Thats not the definition of equity. Equity means equality of outcome. You cannot have equality outcome without discrimination, including racist discrimination. The underlying theory behind equity argues as much: race blind practices under the guise of meritocracy is the cause for inequality in our society.
Anonymous
That is simply not equity.
Anonymous
Diversity does not equal lack of merit. There are over 2500 high schools in this country, your snowflake isn’t the only smart kid around.
Anonymous
Anonymous wrote:
Anonymous wrote:
Anonymous wrote:
Anonymous wrote:Their research is specific to MIT. They have no idea how TO is working out at other schools. The colleges aren’t striving for racial equity, that’s the big myth fed to Asians so they get upset at the few Black and Latinos at the school.


+1


Schools are bending over backward to expand representation of URMs but they will only lower standards so much. Don’t confuse that with equity which would by definition be race blind.


Thats not the definition of equity. Equity means equality of outcome. You cannot have equality outcome without discrimination, including racist discrimination. The underlying theory behind equity argues as much: race blind practices under the guise of meritocracy is the cause for inequality in our society.


No it doesn’t. It means dispersing resources based on individuals’ needs rather than giving everyone the same quantity of a resource.
Anonymous
As a research scientist, long used to laughing at studies confirming what's obvious to everyone, this is "duh" level of obvious.
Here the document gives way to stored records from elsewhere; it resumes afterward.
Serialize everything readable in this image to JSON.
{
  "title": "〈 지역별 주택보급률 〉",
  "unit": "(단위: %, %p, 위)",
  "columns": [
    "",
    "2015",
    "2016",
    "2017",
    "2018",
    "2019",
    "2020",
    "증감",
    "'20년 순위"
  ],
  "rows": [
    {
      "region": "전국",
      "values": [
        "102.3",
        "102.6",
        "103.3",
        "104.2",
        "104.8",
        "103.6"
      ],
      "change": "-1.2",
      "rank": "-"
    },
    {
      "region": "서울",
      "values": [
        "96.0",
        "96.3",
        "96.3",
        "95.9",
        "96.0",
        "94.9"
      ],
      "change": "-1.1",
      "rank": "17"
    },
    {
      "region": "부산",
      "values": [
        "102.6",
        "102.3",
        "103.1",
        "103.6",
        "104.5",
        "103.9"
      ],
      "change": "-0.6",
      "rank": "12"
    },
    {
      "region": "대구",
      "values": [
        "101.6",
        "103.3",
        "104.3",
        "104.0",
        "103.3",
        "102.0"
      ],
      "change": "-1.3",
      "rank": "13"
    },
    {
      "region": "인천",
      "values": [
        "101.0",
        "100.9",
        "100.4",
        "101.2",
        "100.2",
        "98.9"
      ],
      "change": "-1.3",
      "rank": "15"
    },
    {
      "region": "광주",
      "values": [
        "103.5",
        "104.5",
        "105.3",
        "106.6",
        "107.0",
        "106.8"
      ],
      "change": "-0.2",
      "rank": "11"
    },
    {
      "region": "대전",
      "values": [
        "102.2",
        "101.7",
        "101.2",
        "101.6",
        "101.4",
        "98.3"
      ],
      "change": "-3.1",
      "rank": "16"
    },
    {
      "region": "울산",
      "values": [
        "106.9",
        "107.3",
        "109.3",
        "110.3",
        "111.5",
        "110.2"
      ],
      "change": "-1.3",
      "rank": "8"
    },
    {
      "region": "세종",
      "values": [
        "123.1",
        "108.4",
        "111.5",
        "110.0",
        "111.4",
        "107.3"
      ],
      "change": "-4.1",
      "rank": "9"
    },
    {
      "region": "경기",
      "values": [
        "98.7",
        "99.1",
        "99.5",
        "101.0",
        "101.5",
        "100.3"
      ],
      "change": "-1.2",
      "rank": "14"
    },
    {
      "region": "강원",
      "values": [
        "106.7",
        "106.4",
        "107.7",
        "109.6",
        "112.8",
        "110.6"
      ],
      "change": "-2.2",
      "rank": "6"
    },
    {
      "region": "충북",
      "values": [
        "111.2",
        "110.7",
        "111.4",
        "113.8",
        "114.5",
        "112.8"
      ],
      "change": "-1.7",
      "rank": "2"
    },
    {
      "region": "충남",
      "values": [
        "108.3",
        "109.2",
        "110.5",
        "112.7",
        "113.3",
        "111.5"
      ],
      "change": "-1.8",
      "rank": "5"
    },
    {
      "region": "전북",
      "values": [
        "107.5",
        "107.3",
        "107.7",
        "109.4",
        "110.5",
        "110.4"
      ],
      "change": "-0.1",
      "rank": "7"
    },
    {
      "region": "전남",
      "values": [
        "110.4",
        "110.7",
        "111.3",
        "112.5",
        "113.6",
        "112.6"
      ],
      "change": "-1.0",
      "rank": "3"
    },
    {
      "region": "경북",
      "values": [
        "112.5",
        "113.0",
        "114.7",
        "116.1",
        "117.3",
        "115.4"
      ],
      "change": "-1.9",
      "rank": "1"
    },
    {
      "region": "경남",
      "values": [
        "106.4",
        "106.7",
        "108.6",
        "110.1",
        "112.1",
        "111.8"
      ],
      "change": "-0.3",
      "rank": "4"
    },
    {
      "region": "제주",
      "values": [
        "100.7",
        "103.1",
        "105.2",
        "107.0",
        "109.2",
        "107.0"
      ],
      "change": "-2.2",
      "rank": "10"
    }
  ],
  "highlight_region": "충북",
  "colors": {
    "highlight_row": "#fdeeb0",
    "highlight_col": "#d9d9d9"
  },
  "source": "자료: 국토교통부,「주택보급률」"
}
Universities have exploited the "racial and socio-economic equity" movement (woke is much pithier, but more loaded) for their own profit, so they can cherry-pick the candidates they want, to reflect exactly what they need, and not what the country needs long-term, which is brains. Universities exist to fund themselves. They do not necessarily seek the most intellectually qualified candidates - they seek to burnish their image, fill their coffers, pander to the well-connected, and sure, accept a handful of top students every year.

In my field, there are more foreigners than Americans. The ones who are prepared to spend years earning PhDs, or MD/PhDs, then work 100hrs a week as post-docs earning a pittance, then work in government-funded research finding a cure for cancer, which hardly ever pays for than 100K a year... those are foreigners. And the brain drain won't last much longer if China and India develop as first world countries and can offer more to their own citizens.

We need to grow our own brains here. We never know who our allies might be in the next war, which high-technology item we'll desperately need to defend ourselves or pass along to an ally. We need all the homegrown brains we can. And university admissions need to reflect that.